Istituto Nazionale di Economia Agraria |
Si apre con questo articolo la Finestra sulla PAC, curata da Maria Rosaria Pupo D’Andrea, ricercatrice INEA presso la sede regionale della Calabria. Si tratta di una rubrica di aggiornamento e documentazione, rivolta a fare il punto sulle novità e a segnalare gli approfondimenti disponibili, specialmente on-line e possibilmente in italiano.
La spinta al cambiamento 1.
La politica agricola comunitaria (PAC) nel corso del 2003 è stata interessata da un profondo rinnovamento che è andato ben al di là del semplice aggiustamento congiunturale, comportando, invece, una radicale trasformazione degli strumenti utilizzati e della finalità del sostegno. Numerosi fattori hanno contribuito a questo cambiamento: perdita di reputazione della PAC e necessità di ricucire il consenso intorno ad essa; vincoli finanziari; sostenibilità ambientale; accettazione internazionale della politica.

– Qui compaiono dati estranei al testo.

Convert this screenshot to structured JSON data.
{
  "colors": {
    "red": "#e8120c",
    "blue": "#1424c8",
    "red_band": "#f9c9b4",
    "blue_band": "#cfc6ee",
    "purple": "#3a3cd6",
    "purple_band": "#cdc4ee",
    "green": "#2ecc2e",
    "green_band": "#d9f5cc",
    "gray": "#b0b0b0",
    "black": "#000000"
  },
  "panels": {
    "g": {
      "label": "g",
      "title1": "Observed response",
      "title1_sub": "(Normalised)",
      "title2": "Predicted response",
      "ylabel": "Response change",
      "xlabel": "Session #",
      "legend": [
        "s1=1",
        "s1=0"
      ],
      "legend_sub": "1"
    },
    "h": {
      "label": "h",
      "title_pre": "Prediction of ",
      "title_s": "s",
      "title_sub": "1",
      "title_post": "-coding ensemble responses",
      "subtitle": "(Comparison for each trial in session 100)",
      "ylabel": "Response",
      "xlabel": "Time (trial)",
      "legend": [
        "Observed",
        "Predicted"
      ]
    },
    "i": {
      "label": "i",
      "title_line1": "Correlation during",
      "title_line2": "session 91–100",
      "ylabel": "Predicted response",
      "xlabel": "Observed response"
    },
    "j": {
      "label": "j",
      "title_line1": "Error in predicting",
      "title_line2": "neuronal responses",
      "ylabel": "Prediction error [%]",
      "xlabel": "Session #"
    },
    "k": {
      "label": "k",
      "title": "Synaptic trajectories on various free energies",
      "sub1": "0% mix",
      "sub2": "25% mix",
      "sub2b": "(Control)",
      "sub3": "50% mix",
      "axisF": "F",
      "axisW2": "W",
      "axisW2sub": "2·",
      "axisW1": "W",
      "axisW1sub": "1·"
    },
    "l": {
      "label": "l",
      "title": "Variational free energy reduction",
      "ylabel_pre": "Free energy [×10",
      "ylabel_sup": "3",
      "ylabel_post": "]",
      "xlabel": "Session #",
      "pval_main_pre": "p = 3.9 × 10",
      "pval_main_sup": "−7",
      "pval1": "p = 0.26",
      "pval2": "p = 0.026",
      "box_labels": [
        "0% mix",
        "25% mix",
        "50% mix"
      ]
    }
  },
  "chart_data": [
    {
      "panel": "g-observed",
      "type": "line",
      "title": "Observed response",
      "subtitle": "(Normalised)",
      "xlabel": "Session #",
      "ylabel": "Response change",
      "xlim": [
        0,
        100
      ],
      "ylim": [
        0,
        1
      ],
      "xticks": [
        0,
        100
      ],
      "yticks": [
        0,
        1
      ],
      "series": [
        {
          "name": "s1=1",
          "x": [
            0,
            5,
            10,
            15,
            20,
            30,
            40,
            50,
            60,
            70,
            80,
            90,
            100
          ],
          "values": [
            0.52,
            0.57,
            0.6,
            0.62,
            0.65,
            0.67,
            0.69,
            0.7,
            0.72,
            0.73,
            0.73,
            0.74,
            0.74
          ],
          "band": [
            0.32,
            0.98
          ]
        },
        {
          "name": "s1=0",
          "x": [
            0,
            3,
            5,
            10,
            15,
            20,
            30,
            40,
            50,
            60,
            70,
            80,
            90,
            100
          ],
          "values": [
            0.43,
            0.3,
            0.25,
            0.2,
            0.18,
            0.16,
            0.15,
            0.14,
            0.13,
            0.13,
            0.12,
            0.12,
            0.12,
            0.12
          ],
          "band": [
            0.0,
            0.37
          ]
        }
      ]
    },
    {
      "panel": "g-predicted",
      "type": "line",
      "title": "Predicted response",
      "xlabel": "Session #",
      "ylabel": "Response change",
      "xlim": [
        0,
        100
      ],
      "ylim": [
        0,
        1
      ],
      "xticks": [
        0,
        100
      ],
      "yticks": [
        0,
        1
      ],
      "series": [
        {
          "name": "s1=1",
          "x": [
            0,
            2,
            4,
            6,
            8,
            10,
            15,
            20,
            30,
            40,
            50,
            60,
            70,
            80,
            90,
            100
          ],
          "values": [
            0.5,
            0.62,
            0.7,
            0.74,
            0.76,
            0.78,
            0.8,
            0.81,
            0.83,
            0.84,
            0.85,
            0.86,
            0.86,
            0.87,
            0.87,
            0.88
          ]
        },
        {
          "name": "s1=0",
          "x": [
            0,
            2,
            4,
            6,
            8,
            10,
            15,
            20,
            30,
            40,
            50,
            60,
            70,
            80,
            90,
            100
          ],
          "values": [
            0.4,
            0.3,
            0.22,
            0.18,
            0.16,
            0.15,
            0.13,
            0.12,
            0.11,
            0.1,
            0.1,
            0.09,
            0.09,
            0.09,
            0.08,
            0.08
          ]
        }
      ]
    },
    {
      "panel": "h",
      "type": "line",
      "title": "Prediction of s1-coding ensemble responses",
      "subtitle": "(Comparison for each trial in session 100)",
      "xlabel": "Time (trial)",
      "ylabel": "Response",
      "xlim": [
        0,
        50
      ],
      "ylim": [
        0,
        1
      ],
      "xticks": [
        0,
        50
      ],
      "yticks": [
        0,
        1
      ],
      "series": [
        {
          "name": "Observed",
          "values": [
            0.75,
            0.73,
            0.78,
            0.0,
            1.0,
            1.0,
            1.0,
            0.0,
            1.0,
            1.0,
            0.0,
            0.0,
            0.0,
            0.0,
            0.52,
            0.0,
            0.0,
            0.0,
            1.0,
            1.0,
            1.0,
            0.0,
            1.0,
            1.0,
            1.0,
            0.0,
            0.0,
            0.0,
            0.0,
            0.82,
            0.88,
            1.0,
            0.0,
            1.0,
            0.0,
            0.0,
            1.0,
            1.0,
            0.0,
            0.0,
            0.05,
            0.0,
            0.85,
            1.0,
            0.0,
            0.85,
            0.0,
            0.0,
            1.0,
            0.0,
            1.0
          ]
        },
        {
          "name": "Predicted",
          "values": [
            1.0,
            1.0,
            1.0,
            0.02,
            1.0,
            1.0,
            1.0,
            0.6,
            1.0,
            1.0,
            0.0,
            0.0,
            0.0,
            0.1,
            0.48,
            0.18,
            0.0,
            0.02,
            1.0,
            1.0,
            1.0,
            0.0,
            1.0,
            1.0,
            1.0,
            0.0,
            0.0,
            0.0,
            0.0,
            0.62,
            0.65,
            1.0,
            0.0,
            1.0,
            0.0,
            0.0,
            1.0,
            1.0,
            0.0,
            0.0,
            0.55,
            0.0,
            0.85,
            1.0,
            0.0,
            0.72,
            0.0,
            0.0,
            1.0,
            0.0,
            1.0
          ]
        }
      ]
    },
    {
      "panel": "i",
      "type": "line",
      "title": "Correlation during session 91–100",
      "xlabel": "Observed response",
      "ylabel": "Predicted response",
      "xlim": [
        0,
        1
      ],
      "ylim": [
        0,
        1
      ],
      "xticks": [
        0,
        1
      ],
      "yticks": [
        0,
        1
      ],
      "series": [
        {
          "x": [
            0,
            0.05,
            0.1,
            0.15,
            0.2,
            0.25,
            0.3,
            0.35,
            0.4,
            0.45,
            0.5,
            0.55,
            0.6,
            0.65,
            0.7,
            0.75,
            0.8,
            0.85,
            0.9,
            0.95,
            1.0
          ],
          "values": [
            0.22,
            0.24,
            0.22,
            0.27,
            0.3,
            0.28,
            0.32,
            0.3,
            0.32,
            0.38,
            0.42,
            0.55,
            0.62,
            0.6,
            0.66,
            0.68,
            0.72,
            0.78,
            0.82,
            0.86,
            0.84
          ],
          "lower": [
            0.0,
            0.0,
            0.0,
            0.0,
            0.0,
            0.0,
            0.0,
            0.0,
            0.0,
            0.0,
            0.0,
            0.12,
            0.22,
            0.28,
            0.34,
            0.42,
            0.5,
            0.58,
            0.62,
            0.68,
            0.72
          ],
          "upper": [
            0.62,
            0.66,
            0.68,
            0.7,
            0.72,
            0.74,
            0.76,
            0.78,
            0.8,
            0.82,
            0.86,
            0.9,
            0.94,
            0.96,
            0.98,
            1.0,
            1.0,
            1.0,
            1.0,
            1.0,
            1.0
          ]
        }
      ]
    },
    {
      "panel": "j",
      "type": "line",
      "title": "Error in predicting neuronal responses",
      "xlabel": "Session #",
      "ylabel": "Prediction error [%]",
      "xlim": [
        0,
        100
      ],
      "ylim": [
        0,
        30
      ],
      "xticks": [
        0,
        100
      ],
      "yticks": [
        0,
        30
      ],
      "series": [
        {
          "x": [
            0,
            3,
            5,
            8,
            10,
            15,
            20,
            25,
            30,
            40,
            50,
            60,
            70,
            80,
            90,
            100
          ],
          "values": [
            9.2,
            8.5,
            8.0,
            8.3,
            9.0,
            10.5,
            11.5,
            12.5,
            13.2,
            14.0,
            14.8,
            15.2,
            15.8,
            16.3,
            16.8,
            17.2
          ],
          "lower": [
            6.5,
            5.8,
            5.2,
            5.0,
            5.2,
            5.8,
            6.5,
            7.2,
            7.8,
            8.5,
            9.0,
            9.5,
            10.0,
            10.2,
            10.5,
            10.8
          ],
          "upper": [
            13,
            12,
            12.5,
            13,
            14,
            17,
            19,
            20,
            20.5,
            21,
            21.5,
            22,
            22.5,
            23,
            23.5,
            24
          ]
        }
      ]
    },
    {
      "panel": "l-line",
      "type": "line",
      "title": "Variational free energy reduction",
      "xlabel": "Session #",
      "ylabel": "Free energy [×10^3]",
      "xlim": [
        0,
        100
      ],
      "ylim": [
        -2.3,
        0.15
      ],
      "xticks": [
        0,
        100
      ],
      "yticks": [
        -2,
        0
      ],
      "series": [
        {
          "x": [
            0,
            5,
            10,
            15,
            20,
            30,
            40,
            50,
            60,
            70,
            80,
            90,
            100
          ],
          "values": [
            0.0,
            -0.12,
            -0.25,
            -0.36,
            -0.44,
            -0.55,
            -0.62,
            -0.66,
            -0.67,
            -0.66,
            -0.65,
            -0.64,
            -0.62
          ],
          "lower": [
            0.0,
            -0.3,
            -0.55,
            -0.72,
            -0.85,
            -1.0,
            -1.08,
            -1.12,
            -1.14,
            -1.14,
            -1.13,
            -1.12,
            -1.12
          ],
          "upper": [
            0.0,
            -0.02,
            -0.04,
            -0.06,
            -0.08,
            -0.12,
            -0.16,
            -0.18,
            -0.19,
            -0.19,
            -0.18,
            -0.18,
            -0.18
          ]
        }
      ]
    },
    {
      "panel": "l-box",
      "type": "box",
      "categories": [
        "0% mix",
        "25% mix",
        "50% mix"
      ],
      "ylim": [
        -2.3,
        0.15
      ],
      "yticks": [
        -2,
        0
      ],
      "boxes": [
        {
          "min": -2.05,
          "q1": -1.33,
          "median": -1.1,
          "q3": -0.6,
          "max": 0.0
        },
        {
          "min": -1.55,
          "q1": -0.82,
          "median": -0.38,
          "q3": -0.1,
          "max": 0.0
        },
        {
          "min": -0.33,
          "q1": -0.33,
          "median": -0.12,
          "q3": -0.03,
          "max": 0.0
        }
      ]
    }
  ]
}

Per oltre un trentennio la PAC ha garantito il sostegno all’agricoltura attraverso politiche differenziate per prodotto, decise dal Consiglio e gestite dalla Commissione Europea, applicate a livello nazionale in modo avulso dal contesto, finalizzate ad incentivare le quantità prodotte. Gli effetti più visibili del modello di sostegno accoppiato adottato è stato l’aumento della produzione, e successivamente degli stock detenuti all’intervento, e la crescita incontrollata delle spese di bilancio, destinate ai ritiri dal mercato e alle restituzioni alle esportazioni, queste ultime concesse per smaltire le scorte. Si può dunque dire che il successo di tali politiche di sostegno “accoppiate” e l’efficacia degli strumenti adottati siano stati la principale causa del loro progressivo smantellamento. Si è giunti così, nel 2003, ad una politica profondamente diversa da quella che l’ha preceduta, seriamente orientata al miglioramento della competitività dell’agricoltura europea, ad un maggiore orientamento al mercato, alla sostenibilità dell’attività agricola, al rafforzamento dello sviluppo rurale.

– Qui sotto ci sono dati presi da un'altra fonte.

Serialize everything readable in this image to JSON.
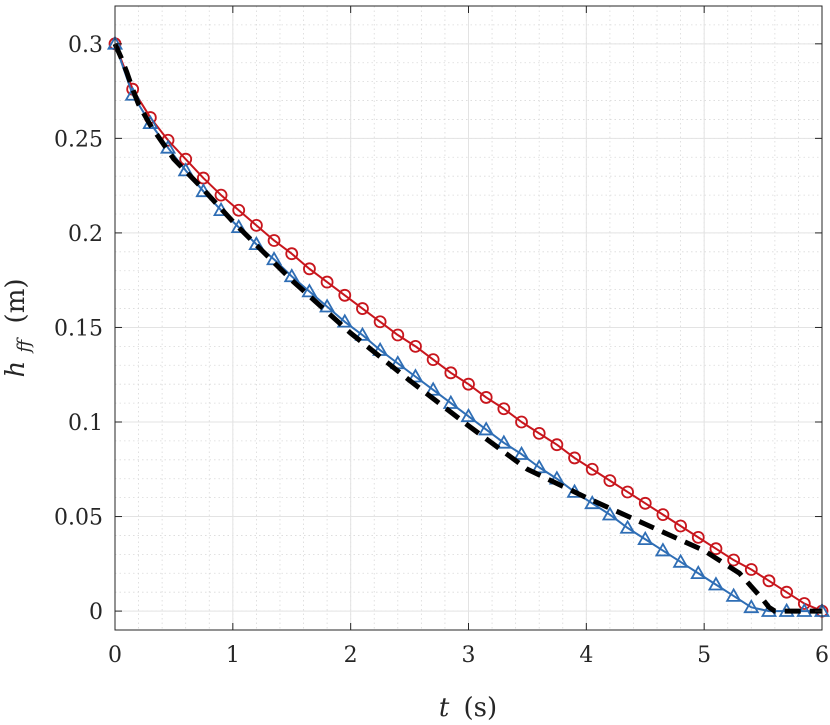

Regime di pagamento unico, modulazione e condizionalità sono i tre cardini attorno ai quali ruota la nuova PAC, rappresentata da un sostegno in larghissima parte disaccoppiato, destinato ai beneficiari storici, legato al possesso della terra e vincolato al rispetto dei criteri imposti dalla condizionalità.
Problemi aperti
Pur non mettendo in discussione la portata innovativa della PAC post-riforma, rimangono irrisolte almeno altre due questioni, e cioè la flessibilità accordata agli Stati membri e la semplificazione.

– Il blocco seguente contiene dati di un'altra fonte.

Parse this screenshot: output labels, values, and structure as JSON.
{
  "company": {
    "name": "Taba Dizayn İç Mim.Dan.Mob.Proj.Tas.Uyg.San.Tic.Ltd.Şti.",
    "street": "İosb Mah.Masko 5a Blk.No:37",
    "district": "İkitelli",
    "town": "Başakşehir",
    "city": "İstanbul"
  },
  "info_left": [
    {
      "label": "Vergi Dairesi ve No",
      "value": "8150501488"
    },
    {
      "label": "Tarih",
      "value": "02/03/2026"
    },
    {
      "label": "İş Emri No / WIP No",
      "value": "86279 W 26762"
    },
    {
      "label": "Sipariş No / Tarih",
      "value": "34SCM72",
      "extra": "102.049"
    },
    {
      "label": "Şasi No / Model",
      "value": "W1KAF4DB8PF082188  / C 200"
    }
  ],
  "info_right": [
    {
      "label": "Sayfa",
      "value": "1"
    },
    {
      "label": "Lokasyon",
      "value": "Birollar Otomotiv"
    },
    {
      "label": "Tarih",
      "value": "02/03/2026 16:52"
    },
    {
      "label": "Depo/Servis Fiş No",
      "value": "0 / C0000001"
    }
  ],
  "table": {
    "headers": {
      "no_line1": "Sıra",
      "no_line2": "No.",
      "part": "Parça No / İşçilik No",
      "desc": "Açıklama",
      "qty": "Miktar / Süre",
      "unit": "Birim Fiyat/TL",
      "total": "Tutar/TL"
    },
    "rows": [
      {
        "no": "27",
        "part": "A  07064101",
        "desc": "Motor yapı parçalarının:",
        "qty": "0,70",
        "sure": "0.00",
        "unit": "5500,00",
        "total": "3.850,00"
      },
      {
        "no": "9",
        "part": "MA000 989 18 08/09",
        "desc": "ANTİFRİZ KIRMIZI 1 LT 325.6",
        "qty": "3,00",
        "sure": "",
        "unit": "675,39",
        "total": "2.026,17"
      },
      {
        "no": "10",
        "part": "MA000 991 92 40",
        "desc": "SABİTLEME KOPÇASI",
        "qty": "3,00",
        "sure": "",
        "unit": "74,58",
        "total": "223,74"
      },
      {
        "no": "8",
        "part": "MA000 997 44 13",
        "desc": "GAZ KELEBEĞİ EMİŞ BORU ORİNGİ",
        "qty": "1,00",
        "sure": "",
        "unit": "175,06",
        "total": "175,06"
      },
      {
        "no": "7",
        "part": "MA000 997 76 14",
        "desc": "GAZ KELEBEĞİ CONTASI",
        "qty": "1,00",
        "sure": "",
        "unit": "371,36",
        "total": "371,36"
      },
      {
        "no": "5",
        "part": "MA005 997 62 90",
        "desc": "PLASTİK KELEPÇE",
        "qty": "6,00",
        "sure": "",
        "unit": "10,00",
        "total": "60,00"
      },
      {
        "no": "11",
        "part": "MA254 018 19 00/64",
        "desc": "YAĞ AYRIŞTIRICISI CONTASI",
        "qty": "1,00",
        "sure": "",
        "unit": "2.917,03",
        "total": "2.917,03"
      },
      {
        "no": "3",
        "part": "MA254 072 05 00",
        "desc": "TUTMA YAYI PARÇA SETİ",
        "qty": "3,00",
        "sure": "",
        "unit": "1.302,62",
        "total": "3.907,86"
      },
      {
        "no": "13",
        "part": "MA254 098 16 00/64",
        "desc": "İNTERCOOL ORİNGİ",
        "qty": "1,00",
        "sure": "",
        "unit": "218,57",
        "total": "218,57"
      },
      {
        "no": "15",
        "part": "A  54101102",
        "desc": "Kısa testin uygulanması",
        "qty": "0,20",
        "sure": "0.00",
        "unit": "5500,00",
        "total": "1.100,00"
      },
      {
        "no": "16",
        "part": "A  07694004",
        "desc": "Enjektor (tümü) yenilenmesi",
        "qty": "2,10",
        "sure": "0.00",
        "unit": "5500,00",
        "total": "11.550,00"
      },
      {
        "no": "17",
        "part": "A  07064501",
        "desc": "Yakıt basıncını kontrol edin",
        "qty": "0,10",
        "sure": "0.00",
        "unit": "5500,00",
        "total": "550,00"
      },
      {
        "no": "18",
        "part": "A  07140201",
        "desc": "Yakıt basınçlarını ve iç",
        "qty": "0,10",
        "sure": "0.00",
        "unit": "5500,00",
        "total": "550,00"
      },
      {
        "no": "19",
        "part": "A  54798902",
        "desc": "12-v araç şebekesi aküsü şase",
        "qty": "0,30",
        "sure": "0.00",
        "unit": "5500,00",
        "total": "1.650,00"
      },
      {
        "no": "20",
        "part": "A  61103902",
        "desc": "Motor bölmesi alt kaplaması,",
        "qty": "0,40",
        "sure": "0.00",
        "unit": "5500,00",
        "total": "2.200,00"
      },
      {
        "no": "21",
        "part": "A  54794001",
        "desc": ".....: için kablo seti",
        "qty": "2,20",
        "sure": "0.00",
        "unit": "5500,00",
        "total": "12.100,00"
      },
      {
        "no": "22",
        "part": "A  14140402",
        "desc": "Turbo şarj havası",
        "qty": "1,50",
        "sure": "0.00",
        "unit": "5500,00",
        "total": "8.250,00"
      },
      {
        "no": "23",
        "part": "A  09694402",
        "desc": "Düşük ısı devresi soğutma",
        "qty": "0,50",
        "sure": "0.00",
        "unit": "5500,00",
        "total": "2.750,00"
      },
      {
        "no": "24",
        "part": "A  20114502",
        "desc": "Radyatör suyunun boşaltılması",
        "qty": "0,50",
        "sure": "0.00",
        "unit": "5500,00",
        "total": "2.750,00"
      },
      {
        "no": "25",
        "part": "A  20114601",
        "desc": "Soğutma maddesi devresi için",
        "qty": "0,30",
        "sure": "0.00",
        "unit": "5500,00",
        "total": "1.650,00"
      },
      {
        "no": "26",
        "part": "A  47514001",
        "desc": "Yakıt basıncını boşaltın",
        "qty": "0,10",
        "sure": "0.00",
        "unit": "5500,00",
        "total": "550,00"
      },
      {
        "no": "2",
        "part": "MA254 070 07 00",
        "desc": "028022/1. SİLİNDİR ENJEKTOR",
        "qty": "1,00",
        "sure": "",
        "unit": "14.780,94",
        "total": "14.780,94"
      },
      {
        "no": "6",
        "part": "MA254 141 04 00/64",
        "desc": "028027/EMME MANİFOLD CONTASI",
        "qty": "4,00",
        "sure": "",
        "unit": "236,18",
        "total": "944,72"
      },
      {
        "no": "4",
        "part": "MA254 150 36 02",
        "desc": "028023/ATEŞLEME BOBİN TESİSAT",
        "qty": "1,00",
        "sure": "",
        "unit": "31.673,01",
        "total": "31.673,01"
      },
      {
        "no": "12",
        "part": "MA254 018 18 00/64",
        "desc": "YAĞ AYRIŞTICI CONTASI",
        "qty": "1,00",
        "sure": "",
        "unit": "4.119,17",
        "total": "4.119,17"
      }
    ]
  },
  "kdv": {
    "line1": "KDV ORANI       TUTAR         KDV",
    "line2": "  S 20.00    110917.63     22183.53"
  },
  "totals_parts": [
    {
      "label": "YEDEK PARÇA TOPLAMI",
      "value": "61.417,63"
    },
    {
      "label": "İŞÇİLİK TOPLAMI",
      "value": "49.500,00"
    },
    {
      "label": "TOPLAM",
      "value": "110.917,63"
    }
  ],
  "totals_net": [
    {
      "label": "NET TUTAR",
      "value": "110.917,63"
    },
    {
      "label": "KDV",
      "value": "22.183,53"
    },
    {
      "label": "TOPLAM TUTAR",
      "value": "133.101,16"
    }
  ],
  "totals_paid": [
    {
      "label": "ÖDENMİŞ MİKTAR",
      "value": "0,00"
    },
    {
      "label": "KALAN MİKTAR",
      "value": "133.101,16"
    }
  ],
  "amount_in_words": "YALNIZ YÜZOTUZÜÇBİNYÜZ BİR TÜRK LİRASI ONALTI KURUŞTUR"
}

La flessibilità. Il Regolamento “orizzontale” (CE) n. 1782/2003 rappresenta un punto di svolta nella concezione del “primo pilastro” della PAC, non solo per l’approfondimento del processo di disaccoppiamento, ma anche per una nuova visione del ruolo assegnato agli Stati membri. Con la riforma Fischler, infatti, si ha una inversione di tendenza in direzione del superamento di una politica meccanicistica e unica per tutta l’Unione e in favore di un maggiore coinvolgimento degli Stati membri, chiamati ad operare una serie di scelte in merito all’applicazione della PAC, pur nell’ambito di una cornice di riferimento proposta dal Consiglio. La discrezionalità nell’interpretazione della PAC da parte dei 25 paesi dell’UE ha dato vita ad una miriade di concrete forme di applicazione del regolamento orizzontale che, di fatto, ha significato la trasformazione della PAC da politica differenziata per prodotto a politica differenziata per paese, grazie alla quale ciascuno Stato membro sceglie gli strumenti più appropriati al raggiungimento dei propri obiettivi e li modula in funzione delle proprie specifiche esigenze territoriali o settoriali.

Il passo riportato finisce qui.